The system works the same way for all species: observe the natural behaviour, time the mark correctly, and the behaviour enters the animal's learned repertoire. There are no scripted training sequences. The animal does what it does, and the trainer meets it there.

Animals in the autonomous world

In the Cartographer running without a player present, actors who work with animals — farmers, stable hands, herders — have access to the same timing mechanics. Whether they use them, and with which animals, and with what results, is emergent.

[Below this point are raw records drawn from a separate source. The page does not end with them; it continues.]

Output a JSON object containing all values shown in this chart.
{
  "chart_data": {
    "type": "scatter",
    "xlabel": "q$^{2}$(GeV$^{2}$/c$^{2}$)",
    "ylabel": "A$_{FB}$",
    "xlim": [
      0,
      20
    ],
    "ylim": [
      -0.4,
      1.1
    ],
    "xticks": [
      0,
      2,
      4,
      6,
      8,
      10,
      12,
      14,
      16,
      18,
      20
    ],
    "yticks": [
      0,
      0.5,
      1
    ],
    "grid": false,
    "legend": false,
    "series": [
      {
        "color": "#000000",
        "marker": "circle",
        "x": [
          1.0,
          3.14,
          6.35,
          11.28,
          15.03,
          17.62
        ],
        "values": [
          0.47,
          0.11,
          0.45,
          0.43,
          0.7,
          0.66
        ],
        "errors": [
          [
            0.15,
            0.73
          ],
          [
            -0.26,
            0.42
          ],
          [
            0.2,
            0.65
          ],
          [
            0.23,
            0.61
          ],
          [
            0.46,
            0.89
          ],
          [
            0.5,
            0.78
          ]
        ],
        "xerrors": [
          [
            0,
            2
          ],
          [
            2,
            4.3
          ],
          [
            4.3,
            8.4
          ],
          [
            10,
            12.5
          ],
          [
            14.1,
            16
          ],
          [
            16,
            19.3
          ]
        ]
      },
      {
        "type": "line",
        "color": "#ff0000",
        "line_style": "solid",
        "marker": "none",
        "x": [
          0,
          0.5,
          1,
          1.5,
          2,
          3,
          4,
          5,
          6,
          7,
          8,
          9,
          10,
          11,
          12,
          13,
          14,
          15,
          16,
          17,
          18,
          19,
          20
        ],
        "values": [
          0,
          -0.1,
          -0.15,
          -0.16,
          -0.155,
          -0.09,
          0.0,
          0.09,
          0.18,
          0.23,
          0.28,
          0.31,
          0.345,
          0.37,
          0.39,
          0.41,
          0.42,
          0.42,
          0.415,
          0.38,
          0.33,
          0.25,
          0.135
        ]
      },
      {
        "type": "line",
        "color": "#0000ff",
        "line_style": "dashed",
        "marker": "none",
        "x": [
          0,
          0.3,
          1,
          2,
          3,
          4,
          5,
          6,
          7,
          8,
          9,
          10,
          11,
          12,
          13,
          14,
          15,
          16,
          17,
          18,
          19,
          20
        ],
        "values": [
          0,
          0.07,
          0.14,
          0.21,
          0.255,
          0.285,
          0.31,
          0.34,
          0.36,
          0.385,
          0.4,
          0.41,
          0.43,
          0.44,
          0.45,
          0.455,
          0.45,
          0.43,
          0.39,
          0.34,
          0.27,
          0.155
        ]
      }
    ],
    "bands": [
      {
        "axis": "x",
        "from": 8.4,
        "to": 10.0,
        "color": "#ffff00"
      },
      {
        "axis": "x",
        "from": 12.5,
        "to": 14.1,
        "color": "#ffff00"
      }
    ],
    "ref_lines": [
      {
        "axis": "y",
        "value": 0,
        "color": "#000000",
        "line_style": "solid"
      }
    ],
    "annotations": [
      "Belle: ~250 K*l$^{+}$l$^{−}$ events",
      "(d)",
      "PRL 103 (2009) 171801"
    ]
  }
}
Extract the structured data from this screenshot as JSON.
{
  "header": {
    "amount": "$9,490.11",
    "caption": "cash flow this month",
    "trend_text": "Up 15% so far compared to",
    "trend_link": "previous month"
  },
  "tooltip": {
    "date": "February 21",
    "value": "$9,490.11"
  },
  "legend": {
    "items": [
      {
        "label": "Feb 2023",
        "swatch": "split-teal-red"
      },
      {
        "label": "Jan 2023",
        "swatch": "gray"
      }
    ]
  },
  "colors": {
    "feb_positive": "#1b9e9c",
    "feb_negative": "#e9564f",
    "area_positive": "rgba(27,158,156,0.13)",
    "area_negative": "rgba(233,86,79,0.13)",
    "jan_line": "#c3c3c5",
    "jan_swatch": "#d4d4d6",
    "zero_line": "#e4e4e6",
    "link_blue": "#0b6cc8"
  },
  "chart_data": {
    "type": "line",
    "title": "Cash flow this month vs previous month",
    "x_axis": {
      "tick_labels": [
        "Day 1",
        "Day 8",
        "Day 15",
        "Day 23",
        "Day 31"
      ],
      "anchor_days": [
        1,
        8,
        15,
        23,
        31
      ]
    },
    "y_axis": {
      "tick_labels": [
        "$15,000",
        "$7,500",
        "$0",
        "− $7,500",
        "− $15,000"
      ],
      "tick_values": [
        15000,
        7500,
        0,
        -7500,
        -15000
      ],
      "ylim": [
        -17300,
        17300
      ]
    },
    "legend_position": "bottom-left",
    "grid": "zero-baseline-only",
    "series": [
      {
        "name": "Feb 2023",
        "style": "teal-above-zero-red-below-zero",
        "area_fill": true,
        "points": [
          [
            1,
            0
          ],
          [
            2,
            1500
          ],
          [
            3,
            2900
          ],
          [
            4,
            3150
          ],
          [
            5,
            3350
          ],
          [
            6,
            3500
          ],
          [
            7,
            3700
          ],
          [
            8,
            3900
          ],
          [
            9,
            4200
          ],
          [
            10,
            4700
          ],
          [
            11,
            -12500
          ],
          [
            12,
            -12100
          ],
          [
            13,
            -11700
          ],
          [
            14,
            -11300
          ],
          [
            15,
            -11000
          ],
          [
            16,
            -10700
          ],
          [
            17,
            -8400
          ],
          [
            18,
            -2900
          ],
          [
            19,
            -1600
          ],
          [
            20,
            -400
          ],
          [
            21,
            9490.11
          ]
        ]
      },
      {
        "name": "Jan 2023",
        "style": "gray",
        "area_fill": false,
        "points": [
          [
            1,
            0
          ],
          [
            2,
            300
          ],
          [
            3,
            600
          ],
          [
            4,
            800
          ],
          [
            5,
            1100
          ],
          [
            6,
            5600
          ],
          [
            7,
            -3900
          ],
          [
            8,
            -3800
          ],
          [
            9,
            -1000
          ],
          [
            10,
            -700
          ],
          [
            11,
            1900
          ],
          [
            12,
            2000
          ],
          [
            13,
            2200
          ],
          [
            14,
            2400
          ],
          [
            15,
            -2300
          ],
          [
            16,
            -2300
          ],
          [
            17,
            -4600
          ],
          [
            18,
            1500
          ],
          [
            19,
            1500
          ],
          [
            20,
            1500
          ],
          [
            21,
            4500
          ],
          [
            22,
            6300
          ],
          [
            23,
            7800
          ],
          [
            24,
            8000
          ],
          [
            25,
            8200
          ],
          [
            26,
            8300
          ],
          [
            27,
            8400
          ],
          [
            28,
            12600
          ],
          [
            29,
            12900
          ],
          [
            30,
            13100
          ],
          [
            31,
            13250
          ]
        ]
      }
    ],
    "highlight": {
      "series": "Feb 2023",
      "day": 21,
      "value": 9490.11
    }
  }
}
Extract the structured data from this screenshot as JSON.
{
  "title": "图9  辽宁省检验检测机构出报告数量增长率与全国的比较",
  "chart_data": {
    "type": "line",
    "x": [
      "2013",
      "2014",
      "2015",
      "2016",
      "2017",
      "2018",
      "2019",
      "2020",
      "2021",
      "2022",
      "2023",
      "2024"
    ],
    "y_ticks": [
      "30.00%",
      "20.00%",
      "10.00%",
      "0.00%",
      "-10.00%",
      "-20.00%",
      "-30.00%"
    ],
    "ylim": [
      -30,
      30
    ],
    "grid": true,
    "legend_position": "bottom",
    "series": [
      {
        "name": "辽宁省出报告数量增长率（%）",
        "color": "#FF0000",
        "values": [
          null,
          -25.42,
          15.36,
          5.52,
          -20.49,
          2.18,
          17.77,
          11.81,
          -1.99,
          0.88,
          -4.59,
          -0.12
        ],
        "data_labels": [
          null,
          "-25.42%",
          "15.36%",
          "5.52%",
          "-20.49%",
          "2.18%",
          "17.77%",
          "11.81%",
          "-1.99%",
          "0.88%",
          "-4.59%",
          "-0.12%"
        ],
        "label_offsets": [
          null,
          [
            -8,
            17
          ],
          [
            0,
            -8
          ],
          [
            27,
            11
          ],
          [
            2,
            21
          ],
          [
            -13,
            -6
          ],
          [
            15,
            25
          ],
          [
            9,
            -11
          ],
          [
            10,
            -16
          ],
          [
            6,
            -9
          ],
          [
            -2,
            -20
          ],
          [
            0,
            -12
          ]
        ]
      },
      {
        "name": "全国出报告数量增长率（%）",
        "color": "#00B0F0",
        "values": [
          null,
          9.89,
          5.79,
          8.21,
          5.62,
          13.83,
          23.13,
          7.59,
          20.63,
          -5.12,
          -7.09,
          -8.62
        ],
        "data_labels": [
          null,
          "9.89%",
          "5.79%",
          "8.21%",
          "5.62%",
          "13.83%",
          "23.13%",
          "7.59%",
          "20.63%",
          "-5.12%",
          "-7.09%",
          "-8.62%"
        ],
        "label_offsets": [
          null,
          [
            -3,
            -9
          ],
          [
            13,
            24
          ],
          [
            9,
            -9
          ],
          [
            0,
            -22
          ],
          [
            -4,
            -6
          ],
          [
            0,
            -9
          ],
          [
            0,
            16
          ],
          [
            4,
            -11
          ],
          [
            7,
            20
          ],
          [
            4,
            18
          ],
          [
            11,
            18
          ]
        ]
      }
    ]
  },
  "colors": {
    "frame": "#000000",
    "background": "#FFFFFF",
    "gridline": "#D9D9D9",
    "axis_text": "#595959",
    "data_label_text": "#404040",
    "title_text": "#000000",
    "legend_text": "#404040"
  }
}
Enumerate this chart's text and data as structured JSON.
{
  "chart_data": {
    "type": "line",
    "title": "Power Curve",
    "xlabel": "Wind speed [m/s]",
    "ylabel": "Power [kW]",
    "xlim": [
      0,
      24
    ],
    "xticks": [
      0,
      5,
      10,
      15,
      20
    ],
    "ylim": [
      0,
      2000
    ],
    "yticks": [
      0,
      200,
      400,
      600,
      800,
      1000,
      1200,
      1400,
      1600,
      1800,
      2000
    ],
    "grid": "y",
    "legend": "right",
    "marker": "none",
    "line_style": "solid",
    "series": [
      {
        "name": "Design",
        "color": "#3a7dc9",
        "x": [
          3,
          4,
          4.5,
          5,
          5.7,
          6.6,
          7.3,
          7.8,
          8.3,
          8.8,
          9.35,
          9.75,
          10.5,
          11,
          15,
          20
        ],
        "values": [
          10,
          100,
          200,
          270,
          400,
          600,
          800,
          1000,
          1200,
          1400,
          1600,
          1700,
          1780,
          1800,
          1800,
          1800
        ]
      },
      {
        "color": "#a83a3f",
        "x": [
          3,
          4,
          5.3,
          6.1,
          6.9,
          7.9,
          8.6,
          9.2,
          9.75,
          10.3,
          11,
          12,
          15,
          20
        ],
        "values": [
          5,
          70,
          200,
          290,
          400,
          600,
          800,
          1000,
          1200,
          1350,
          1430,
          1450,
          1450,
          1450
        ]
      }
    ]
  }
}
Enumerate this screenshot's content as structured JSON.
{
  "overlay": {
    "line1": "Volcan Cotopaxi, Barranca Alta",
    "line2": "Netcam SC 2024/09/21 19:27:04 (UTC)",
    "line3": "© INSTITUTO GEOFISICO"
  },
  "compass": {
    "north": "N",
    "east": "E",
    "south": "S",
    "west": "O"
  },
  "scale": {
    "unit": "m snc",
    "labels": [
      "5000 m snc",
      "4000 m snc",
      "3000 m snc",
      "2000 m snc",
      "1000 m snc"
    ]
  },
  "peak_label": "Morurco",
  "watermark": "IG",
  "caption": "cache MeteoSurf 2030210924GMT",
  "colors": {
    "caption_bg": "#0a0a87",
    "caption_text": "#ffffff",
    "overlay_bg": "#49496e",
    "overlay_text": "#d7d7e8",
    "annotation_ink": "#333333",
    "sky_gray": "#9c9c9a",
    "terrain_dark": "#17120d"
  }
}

The full fleet of instances — actors, animals, all agents — runs light. A formal compute profile will publish with the licensee pack; prior informal testing has shown dozens of instances running at a modest fraction of a consumer GPU with meaningful headroom remaining. The compute profile is this low because the whole system runs as geometric walks with no branching logic: there are no decision trees to traverse, no probability distributions to sample from, no gradient to follow. Per-agent compute is effectively instantaneous. What you pay for is not the cost of running smart agents — it is the overhead of running the simulation environment around them.

Scale: the coop and the flock

Individual animal agency is the default and the ideal. At large scales — a village grown to support thousands of animals — tracking every chicken individually becomes a different problem.

The solution is a tier above the individual. The chicken coop manages the flock. Rather than the main game loop calculating each of fourteen thousand chickens, the coop reports the overall status of the flock to the world: health, mood, productivity, population. Individual variation still exists within the flock — it is not flattened or averaged away — but the game loop reads the coop, not each bird.

The same approach extends to sheep and other herd animals as the world scales. The tier sits above the individuals without replacing them. The flock is still real. It is managed at the right level of abstraction for the simulation's current size.

Coming: the friendship system

Animals in the Cartographer have a friendship system that operates across species — between animals and actors as well as between animals and other animals. It is covered separately.